Zukunft: Alte Werte wieder da. Forscher: Angst vor Armut läßt die Deutschen enger zusammenrücken.

Hamburg. Deutschland rückt zusammen. Immer neue Belastungen durch höhere Steuern, steigende Gesundheitskosten und sinkende Löhne lassen die Menschen aus Angst vor Armut alte Sicherheiten wie Familie, Freunde und Nachbarn wiederentdecken. Diesen Trend sieht der Zukunftsforscher Horst W. Opaschowski für 2006. "In Deutschland hatte der Wohlstand- und Wohlfahrtsstaat viele der Aufgaben übernommen, die früher Familie, Nachbarschaft und Gemeinwesen geleistet hatten. Jetzt, in Zeiten knapper öffentlicher Kassen und gleichzeitig sinkenden Lebensstandards bei großen Teilen der Bevölkerung, deutet sich ein Umdenken an: die Renaissance von Familie, Freunden und Nachbarn. Die Familie wird zum Wohlfahrtsverband und die Gemeinschaft zum sozialen Rückhalt", sagt der Universitätsprofessor und Leiter des BAT-Freizeitforschungsinstitutes Hamburg.

Opaschowski leitet seine Prognose aus repräsentativen Umfragen seines Instituts ab: 45 Prozent der Befragten erklärten, sie hätten praktische Nachbarschaftshilfe geleistet. 49 Prozent kündigten an, sie würden dies in Zukunft tun wollen. Der Gesellschaftsforscher erinnert an die Geschichte: "Wie in früheren Zeiten kommt es zu einer Neubelebung der Aktivität von informeller Nachbarschaftshilfe bis hin zu kleineren oder größeren Gemeinschaften. Früher gab es Hofgemeinschaften, Dorfgemeinschaften, Talgemeinschaften, Inselgemeinschaften, Zukunftsgemeinschaften und Landgemeinschaften.
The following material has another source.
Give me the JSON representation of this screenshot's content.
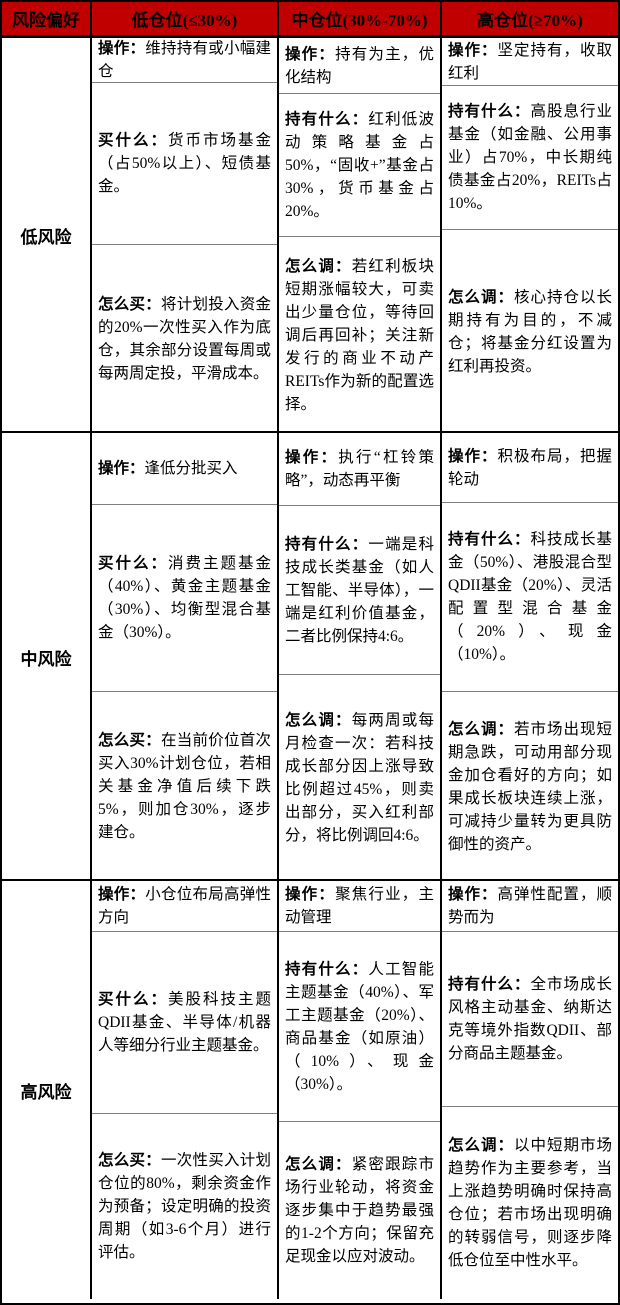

Selbst für den Fall, daß eine Gemeinschaft einmal wegfiel, standen eine oder mehrere andere Gemeinschaften bereit, bei Bedarf oder in Notsituationen auszuhelfen. Das war eine geradezu notwendige Überlebensstrategie, die Generationen überdauerte und für soziale Stabilität sorgte trotz Pest, Hunger und Krieg." Die Gefährdungen der heutigen Zeit seien Arbeitslosigkeit, Wohlstandsverlust und Armut sowie Krankheit, Pflege und soziale Isolierung im Alter. Immer schneller breiten sich daher laut Opaschowski Hausgemeinschaften, Senioren-WGs und Generationenhäuser aus. Immer mehr Kinderlose suchten sich neue Wahlfamilien und Wahlverwandtschaften.

Opaschowski ringt den Gefahren auch gute Seiten ab: "Wohlstand ist nicht nur materieller Wohlstand." Die Menschen könnten Werte jenseits des Geldes wiederentdecken. Und: "Von Politik und Wirtschaft wollen die Bürger nicht mehr nur hören, was gerade noch geht, sondern klare Antworten auf die Frage bekommen, wohin es geht", sagt er. Die Wähler in Deutschland erwarteten "eine vorausschauende Politik, die in Zeiträumen von Generationen und nicht nur von Legislaturperioden denkt".